Putin described the EAEU saying, “We note with satisfaction that over the past decade our association has established itself as an independent and self-sufficient centre of the emerging multipolar world.” He spoke of this in terms of trade and investment exchanges, the strengthening of commercial ties, and the expansion of cooperative relations: “In actual practice, it helps ensure stable and sustainable development both of the five member countries and the Eurasian region as a whole, and results in improving the quality of life and well-being of our people.

“The economic indicators speak for themselves: According to available estimates, over the 10 years the total GDP of the Eurasian Union countries went from $1.6 to $2.5 trillion. Trade with third countries increased by 60%, from $579 to $923 billion, and the volume of mutual trade almost doubled: from $45 to $89 billion, with over 90% of settlements already made in national currencies. It is noteworthy that positive macroeconomic dynamics continue this year.”

Putin’s presidential aide Yury Ushakov said that, amongst Putin’s scheduled bilateral meetings on the sidelines, one with Armenian Prime Minister Nikol Pashinyan would be, as quoted by [TASS]( ), “quite substantial as there are a lot of issues to discuss. A number of problematic topics have accumulated in Russian-Armenian relations lately. We expect the leaders to have a frank discussion about them.” He also cited a meeting with Lukashenko, who had said that “he planned to discuss military coordination and issues related to tactical nuclear weapons with Putin….”

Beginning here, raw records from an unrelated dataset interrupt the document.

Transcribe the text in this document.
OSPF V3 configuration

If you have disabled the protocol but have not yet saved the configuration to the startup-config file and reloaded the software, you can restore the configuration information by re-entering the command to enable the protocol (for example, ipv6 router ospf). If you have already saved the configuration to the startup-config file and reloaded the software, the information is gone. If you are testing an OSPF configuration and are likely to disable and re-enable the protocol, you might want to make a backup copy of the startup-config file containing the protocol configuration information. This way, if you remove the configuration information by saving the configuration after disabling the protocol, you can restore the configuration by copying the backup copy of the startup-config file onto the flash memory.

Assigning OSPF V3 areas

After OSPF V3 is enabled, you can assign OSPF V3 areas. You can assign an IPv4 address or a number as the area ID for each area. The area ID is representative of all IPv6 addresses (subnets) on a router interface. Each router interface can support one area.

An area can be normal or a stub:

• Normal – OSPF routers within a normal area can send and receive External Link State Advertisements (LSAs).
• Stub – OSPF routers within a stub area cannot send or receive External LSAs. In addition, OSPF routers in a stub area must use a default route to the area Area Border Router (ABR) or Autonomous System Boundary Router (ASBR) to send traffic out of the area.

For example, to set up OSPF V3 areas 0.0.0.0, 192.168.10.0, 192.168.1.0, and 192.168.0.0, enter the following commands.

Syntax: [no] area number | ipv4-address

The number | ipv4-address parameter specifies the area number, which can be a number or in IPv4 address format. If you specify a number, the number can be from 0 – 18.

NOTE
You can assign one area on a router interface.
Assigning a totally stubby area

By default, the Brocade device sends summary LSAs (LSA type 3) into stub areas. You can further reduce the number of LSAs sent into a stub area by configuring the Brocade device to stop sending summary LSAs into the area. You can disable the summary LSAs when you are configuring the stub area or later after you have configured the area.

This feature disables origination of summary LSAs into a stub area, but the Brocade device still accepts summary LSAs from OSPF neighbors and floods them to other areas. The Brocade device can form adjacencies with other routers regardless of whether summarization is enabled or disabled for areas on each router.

A report was presented on the implementation of the Strategic Directions for Developing Eurasian Economic Integration until 2025, which showed that most of the activities laid out last year had been completed already. Discussion, in part, dealt with the way forward over the next year. According to Pashinyan, there was a report and review of the ongoing “consultations... to facilitate trade with Egypt, Indonesia and the United Arab Emirates. Besides, preparations are being carried out to begin similar talks with India.”

Memoranda of understanding were signed with Myanmar and Nicaragua, and a full-scale trade agreement was concluded with Iran. Formal negotiations to establish an interim trade agreement with Mongolia were agreed upon, and actions to facilitate trade with Vietnam were approved.